Baseline values and percentage changes from baseline were computed for each feature and treated as independent variables in the logistic regression model using binary pCR outcome (1: pCR; 0: non-pCR) as the dependent variable. The area under the curve (AUC) for the receiver operating characteristic (ROC) was used to assess the predictive performance, with 100 repeated 5-fold cross-validation applied to avoid biased estimates of classification accuracy. The 95% confidence interval (CI) of cross-validated AUC was estimated using 1,000 bootstrap resamples. P-values of variables in the logistic regression model were estimated by the likelihood-ratio chi-squared test of nested models—with and without the variable being tested. This retrospective analysis was restricted to patients with all four MRI features available at all treatment time points.

Logistic regression models were built using single versus combined MRI features. For single-feature (i.e., FTV, SPH, BPE, or LD) analysis, optimized models were built by selecting variables—from baseline measure and percentage change at T1, T2, T3 compared to the baseline—as independent variables in the logistic regression analysis, and by achieving the highest cross-validated AUCs as mentioned above. For the combined method, all variables from four MRI features available at all treatment time points up to T3 were subject to the variable selection. For single and combined analyses, optimized models were created separately in the full patient cohort and in each of the four breast cancer subtypes defined by HR/HER2 status. Subtype was added as an additional independent categorical variable in the regression model for the full cohort.

The Wilcoxon rank and Fisher’s exact test was used to assess differences by age, HR/HER2 subtype, race, menopausal status at the start of NAC, and treatment (experimental versus standard chemotherapy). AUCs of ROC curves were compared by bootstrapping with 2,000 replicates using a two-sided test.

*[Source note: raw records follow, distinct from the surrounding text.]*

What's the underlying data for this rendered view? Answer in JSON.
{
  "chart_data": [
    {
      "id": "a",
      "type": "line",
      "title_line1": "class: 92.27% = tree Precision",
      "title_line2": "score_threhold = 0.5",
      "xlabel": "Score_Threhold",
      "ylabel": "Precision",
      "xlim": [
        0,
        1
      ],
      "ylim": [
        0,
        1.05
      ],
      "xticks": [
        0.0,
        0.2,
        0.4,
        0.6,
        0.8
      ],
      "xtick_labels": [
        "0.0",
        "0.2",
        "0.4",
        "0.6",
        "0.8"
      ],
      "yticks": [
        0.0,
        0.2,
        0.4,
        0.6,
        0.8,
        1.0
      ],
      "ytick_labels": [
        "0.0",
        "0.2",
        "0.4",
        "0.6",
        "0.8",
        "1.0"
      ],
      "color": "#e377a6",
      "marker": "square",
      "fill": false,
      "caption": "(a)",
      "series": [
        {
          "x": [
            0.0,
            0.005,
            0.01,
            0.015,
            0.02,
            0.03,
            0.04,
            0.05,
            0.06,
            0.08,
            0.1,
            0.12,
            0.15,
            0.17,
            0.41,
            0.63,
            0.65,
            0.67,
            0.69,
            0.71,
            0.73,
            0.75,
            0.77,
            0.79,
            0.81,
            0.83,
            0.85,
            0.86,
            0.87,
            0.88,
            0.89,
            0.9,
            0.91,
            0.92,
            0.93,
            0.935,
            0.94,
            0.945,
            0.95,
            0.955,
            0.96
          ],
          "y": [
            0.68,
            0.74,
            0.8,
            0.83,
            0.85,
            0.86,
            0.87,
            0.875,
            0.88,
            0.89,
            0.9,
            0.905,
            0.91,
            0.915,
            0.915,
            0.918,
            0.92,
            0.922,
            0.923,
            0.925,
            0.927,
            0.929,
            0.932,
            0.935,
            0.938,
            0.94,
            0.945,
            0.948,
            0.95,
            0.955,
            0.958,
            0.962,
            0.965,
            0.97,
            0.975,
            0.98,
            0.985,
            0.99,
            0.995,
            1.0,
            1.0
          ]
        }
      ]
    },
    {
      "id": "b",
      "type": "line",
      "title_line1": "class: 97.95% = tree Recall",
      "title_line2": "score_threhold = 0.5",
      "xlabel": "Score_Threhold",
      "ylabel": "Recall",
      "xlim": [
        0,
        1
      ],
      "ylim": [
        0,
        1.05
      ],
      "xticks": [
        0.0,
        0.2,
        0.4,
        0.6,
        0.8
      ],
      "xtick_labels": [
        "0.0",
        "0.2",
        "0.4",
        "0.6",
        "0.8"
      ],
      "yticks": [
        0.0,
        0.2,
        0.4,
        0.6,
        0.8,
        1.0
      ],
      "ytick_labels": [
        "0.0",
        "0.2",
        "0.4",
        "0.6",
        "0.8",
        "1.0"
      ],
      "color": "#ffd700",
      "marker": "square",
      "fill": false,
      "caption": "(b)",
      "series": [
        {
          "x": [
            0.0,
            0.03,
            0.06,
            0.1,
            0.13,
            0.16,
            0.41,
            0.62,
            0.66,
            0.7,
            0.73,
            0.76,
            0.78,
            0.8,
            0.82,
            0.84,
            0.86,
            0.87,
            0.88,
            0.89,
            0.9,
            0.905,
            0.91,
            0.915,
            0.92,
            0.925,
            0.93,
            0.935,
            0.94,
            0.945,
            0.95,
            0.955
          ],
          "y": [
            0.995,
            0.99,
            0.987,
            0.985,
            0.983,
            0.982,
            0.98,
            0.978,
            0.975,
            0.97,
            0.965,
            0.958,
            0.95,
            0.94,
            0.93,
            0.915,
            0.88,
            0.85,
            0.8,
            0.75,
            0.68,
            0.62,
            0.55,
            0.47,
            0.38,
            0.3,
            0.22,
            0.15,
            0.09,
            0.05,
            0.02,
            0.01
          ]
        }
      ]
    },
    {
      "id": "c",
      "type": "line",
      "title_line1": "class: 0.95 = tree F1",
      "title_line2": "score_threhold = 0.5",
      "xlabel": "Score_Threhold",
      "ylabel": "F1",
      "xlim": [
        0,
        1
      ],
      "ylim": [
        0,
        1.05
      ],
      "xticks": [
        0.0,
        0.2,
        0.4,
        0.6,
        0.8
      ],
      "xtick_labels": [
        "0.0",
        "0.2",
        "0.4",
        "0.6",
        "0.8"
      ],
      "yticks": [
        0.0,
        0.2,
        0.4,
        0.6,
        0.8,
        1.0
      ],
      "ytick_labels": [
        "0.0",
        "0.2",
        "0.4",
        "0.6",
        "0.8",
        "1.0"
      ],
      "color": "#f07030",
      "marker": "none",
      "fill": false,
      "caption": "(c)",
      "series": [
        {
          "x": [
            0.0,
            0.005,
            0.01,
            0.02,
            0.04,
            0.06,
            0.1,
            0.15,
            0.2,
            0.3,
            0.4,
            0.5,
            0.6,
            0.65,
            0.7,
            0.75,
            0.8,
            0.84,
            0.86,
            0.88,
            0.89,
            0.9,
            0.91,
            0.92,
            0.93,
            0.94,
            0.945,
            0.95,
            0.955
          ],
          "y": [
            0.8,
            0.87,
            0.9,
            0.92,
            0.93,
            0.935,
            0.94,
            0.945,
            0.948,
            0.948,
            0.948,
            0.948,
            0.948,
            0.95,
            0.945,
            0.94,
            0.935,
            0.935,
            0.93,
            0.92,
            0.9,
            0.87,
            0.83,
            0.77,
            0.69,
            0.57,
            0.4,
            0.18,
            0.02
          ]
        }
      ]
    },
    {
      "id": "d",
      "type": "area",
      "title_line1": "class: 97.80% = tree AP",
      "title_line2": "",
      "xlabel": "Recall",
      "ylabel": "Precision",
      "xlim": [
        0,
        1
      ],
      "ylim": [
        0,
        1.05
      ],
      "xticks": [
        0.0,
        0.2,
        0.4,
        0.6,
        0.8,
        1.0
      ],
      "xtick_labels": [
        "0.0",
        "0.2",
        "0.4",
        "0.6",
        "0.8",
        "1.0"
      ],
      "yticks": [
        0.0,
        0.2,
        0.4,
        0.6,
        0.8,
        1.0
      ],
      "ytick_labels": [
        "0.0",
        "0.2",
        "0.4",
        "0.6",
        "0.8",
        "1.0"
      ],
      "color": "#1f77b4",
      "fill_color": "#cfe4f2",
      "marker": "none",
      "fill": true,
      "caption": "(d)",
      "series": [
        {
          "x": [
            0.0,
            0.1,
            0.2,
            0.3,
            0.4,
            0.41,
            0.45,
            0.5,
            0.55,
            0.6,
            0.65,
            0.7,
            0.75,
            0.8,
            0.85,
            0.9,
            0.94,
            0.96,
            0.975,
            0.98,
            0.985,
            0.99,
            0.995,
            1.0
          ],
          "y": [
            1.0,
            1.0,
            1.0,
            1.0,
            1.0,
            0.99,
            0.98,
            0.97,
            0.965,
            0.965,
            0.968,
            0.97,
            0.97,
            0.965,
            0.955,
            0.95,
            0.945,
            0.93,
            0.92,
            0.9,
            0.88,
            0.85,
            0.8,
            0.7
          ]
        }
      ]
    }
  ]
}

Statistical analyses were performed using R version 3.4.1 (R Foundation for Statistical Computing, Vienna, Austria), where the ‘caret’ package was used for logistic regression analyses30, the ‘pROC’ package for ROC analyses31, and the ‘boot’ package for calculating 95% CIs for cross-validated AUCs32,33. All tests were considered nominally statistically significant when p < 0.05.

Reporting summary

Further information on research design is available in the Nature Research Reporting Summary linked to this article.